Independent observability
Security teams increasingly require that logs for access, operations, and configuration changes be routed into systems under customer control. This enables the creation of evidence, advanced analysis, and retention that is aligned with regulatory requirements. It also ensures that auditability is independent of provider systems.
Declarative automation outside the provider’s control plane
Automation frameworks such as Kubernetes Operators provide a portable and open method for provisioning, scaling, and maintaining databases. When these systems run outside provider control planes, organizations maintain operational authority and can validate behavior in controlled scenarios.
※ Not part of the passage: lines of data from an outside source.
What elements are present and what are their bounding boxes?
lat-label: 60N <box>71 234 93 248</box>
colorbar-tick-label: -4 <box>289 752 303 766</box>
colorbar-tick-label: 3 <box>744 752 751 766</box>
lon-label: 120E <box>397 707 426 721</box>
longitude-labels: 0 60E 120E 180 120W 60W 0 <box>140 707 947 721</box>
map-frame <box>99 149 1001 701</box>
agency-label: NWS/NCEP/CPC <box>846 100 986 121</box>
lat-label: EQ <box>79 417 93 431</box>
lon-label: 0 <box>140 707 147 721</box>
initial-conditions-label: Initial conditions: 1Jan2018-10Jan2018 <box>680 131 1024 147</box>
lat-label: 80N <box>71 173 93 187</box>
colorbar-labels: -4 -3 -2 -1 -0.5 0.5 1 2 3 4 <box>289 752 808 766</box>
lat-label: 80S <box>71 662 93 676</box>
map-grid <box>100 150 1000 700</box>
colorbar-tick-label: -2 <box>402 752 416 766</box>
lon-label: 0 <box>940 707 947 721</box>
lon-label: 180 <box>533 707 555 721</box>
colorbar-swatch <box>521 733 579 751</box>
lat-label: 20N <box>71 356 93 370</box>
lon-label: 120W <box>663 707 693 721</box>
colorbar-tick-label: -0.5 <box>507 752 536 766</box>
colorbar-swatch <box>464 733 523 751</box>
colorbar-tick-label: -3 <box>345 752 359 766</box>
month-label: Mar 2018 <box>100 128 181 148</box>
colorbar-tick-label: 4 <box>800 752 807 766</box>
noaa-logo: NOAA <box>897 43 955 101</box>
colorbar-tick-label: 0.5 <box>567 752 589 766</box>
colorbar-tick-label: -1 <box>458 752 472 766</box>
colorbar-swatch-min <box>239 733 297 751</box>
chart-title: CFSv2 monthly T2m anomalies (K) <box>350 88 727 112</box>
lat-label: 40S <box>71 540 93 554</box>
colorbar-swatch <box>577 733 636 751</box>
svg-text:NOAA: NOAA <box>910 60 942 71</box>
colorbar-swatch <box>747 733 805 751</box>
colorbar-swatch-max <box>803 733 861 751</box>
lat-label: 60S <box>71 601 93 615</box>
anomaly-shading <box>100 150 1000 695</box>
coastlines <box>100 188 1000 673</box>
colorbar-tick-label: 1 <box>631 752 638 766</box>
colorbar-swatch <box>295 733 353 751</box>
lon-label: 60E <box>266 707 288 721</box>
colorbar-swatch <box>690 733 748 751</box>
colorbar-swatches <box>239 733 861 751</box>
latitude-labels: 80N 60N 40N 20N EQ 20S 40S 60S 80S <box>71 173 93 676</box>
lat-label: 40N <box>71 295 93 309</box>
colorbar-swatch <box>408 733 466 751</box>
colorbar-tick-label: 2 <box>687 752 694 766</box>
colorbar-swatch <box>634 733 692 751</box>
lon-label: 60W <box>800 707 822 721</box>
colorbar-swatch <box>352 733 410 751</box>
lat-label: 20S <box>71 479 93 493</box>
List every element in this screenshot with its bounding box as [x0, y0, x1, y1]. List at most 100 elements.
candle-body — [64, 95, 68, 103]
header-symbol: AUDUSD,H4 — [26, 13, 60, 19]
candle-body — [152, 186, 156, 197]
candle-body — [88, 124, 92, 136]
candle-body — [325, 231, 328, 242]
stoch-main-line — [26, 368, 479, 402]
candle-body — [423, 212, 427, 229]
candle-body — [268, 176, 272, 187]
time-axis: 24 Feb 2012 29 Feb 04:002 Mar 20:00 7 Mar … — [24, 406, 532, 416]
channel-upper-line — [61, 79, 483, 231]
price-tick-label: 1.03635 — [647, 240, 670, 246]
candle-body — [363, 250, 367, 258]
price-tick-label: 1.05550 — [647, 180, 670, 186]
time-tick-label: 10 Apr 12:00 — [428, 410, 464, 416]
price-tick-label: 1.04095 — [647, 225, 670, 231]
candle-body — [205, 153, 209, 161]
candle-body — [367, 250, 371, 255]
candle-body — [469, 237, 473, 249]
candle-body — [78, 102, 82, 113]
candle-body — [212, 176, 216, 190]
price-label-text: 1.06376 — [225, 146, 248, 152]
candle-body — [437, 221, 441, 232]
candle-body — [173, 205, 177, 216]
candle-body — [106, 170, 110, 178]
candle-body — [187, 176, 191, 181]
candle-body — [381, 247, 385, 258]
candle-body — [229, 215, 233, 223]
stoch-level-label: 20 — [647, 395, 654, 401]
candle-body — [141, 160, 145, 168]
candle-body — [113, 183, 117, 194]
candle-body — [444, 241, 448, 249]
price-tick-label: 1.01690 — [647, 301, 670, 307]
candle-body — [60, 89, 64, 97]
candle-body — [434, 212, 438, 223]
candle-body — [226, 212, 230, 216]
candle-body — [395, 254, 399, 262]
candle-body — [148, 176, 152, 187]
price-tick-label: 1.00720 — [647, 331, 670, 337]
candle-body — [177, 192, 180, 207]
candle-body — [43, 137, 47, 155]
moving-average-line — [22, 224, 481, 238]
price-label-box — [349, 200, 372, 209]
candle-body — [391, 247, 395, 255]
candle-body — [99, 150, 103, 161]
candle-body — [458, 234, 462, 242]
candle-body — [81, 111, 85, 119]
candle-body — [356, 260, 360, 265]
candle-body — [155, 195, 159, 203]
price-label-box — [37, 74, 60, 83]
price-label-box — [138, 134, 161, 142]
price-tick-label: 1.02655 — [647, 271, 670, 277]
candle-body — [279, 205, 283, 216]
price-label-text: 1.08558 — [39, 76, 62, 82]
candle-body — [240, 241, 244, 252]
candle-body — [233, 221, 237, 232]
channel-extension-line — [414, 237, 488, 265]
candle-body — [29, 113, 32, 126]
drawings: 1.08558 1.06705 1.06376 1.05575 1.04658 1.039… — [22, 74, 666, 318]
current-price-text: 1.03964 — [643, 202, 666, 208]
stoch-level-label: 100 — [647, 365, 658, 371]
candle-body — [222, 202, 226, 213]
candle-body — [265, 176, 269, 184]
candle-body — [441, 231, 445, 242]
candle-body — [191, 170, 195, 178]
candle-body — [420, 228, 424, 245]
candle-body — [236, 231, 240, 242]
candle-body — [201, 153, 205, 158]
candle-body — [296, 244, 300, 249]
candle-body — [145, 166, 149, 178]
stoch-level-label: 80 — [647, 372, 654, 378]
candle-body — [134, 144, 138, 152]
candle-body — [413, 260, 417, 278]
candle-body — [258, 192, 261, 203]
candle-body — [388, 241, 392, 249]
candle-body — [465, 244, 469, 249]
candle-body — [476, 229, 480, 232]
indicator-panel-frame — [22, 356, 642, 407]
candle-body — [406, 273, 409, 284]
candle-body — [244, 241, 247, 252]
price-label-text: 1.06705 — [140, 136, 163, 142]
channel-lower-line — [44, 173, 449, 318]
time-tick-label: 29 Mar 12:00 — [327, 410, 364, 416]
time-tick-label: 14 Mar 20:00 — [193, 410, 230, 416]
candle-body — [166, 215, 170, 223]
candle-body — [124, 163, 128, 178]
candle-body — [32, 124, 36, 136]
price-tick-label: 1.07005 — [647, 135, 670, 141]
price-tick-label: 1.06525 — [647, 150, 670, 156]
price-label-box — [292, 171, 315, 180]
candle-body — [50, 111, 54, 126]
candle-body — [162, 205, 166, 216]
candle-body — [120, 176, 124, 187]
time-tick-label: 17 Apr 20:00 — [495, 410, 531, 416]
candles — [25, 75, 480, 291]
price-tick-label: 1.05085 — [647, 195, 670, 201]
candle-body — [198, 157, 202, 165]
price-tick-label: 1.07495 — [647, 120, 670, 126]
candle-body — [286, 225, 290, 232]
Open, portable database distributions
Databases that can run on-premises, across clouds, or in sovereign environments allow organizations to maintain continuity even if provider services become unavailable or change their terms. Portability is a key factor in long-term resilience strategies, and this strategic priority is corroborated by the 2024 Gartner Magic Quadrant for Cloud Database Management Systems, which identifies 'multicloud' and 'intercloud' capabilities as critical differentiators for market leaders. Gartner analysts note that organizations are increasingly prioritizing platforms that decouple data from specific cloud providers to mitigate the risks of concentration and vendor lock-in.
Architecture determines resilience
Many organizations assume resilience comes from provider scale. In practice, resilience comes from the ability to operate independently when provider systems are constrained or unavailable.